The term "citizen journalism" sounds like an elaborate concept, involving groups of citizens who sign up for some sort of advanced program and then go forth and report on news events -- with a "Digital Press" card in their fedora perhaps. In reality, however, it's average people with cellphone cameras and digital videocams, taking footage of events that occur around them. A great example is the video clip of Robert Dziekanski being Tasered by the RCMP at the Vancouver airport, which you can see for yourself on globeandmail.com, or at dozens of other websites and on television.
Paul Pritchard happened to be in the airport waiting for a flight, and was watching as Mr. Dziekanski became more and more agitated at being separated from his mother, who apparently was unaware that he had arrived and was still being kept behind the security doors (it was his first plane flight and he didn't speak English). His video is disturbing not so much for the images of Mr. Dziekanski writhing in pain -- although those parts of the video are difficult to watch -- but for the almost complete lack of attempts to calm the victim before he is Tasered not once but twice.
In fact, the first nine-tenths of the video is just Mr. Dziekanski walking around behind the security barrier, obviously distressed but not actually violent. At one point a woman goes up and tries to speak with him, and then leaves. Security officers mill around, but not much else happens until the police get there. The Tasering seems even more violent because of the complete lack of activity leading up to it -- something that a simple clip from the video as run on the evening news would likely not make as obvious.

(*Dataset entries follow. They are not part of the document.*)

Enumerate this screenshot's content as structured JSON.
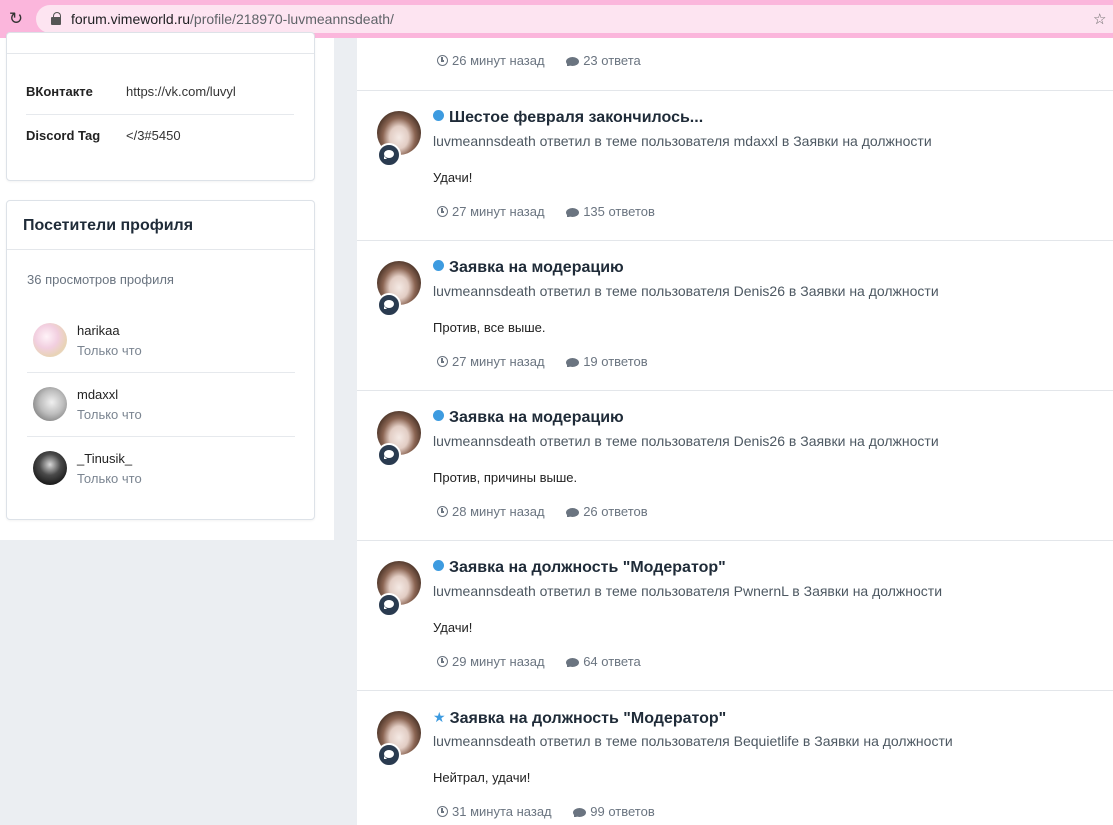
{
  "browser": {
    "url_host": "forum.vimeworld.ru",
    "url_path": "/profile/218970-luvmeannsdeath/"
  },
  "profile_info": {
    "rows": [
      {
        "label": "ВКонтакте",
        "value": "https://vk.com/luvyl"
      },
      {
        "label": "Discord Tag",
        "value": "</3#5450"
      }
    ]
  },
  "visitors": {
    "title": "Посетители профиля",
    "views": "36 просмотров профиля",
    "items": [
      {
        "name": "harikaa",
        "time": "Только что"
      },
      {
        "name": "mdaxxl",
        "time": "Только что"
      },
      {
        "name": "_Tinusik_",
        "time": "Только что"
      }
    ]
  },
  "feed": {
    "top": {
      "time": "26 минут назад",
      "replies": "23 ответа"
    },
    "entries": [
      {
        "title": "Шестое февраля закончилось...",
        "marker": "dot",
        "user": "luvmeannsdeath",
        "mid": "ответил в теме пользователя",
        "author": "mdaxxl",
        "in": "в",
        "forum": "Заявки на должности",
        "text": "Удачи!",
        "time": "27 минут назад",
        "replies": "135 ответов"
      },
      {
        "title": "Заявка на модерацию",
        "marker": "dot",
        "user": "luvmeannsdeath",
        "mid": "ответил в теме пользователя",
        "author": "Denis26",
        "in": "в",
        "forum": "Заявки на должности",
        "text": "Против, все выше.",
        "time": "27 минут назад",
        "replies": "19 ответов"
      },
      {
        "title": "Заявка на модерацию",
        "marker": "dot",
        "user": "luvmeannsdeath",
        "mid": "ответил в теме пользователя",
        "author": "Denis26",
        "in": "в",
        "forum": "Заявки на должности",
        "text": "Против, причины выше.",
        "time": "28 минут назад",
        "replies": "26 ответов"
      },
      {
        "title": "Заявка на должность \"Модератор\"",
        "marker": "dot",
        "user": "luvmeannsdeath",
        "mid": "ответил в теме пользователя",
        "author": "PwnernL",
        "in": "в",
        "forum": "Заявки на должности",
        "text": "Удачи!",
        "time": "29 минут назад",
        "replies": "64 ответа"
      },
      {
        "title": "Заявка на должность \"Модератор\"",
        "marker": "star",
        "user": "luvmeannsdeath",
        "mid": "ответил в теме пользователя",
        "author": "Bequietlife",
        "in": "в",
        "forum": "Заявки на должности",
        "text": "Нейтрал, удачи!",
        "time": "31 минута назад",
        "replies": "99 ответов"
      }
    ]
  },
  "colors": {
    "browser_bar": "#fbb6dc",
    "accent": "#3d9be0",
    "title": "#1f2b38",
    "page_bg": "#ebeef2"
  }
}
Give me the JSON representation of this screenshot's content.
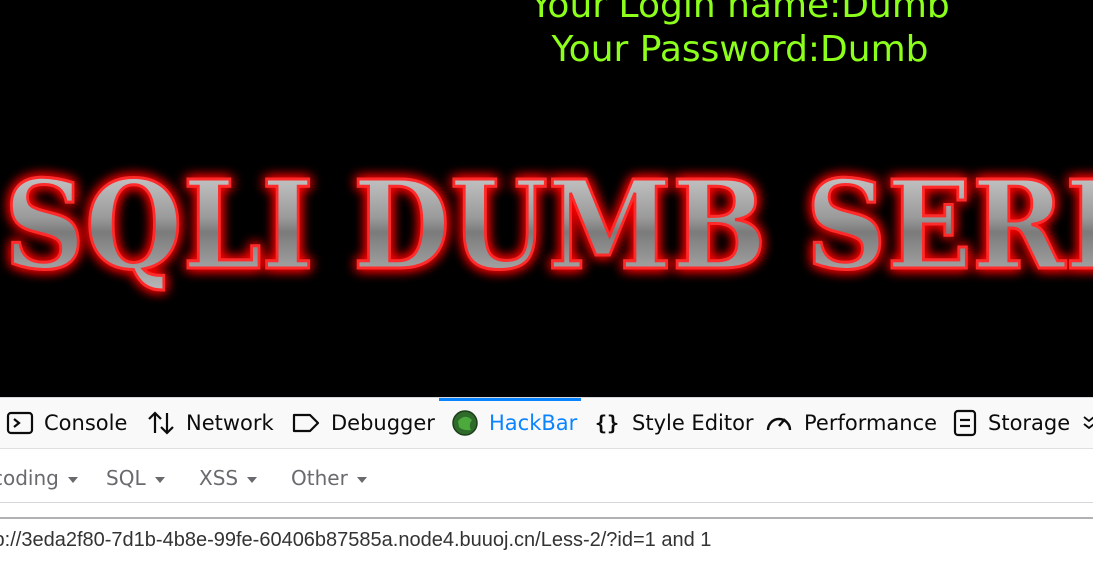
{
  "page": {
    "login_line": "Your Login name:Dumb",
    "password_line": "Your Password:Dumb",
    "banner_text": "SQLI DUMB SERIES"
  },
  "devtools": {
    "tabs": [
      {
        "label": "Console",
        "icon": "console-icon"
      },
      {
        "label": "Network",
        "icon": "network-icon"
      },
      {
        "label": "Debugger",
        "icon": "debugger-icon"
      },
      {
        "label": "HackBar",
        "icon": "hackbar-icon",
        "selected": true
      },
      {
        "label": "Style Editor",
        "icon": "style-editor-icon"
      },
      {
        "label": "Performance",
        "icon": "performance-icon"
      },
      {
        "label": "Storage",
        "icon": "storage-icon"
      }
    ],
    "overflow_icon": "chevron-more-icon",
    "hackbar_menus": [
      {
        "label": "coding"
      },
      {
        "label": "SQL"
      },
      {
        "label": "XSS"
      },
      {
        "label": "Other"
      }
    ],
    "url_value": "tp://3eda2f80-7d1b-4b8e-99fe-60406b87585a.node4.buuoj.cn/Less-2/?id=1 and 1"
  },
  "colors": {
    "login_text": "#8cff1a",
    "accent_blue": "#0a84ff",
    "banner_glow": "#ff0000"
  }
}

This is one of the main benefits of a "citizen journalist" video such as Mr. Pritchard's: there is no editing. And despite the attempts by the RCMP to keep the video to themselves -- Mr. Pritchard went to court to force them to return the video to him, as they had promised to do when he provided it -- it is now available for anyone to see and make up their own minds about what happened. Sites such as NowPublic.com (based in Vancouver) provide an easy way for people to make their videos and photos of news events available almost as soon as they occur, and projects such as journalism professor Jay Rosen's OffTheBus (a joint effort with Huffington Post) are an attempt to apply that model to political reporting.
Broadly speaking, the phenomenon of "citizen journalism" isn't that new -- after all, the Rodney King video incident took place almost 15 years ago, and the Zapruder film of the Kennedy assassination was arguably one of the first examples -- but it is becoming more and more common, and that will likely continue to reshape the way we look at media, and the way media looks at us.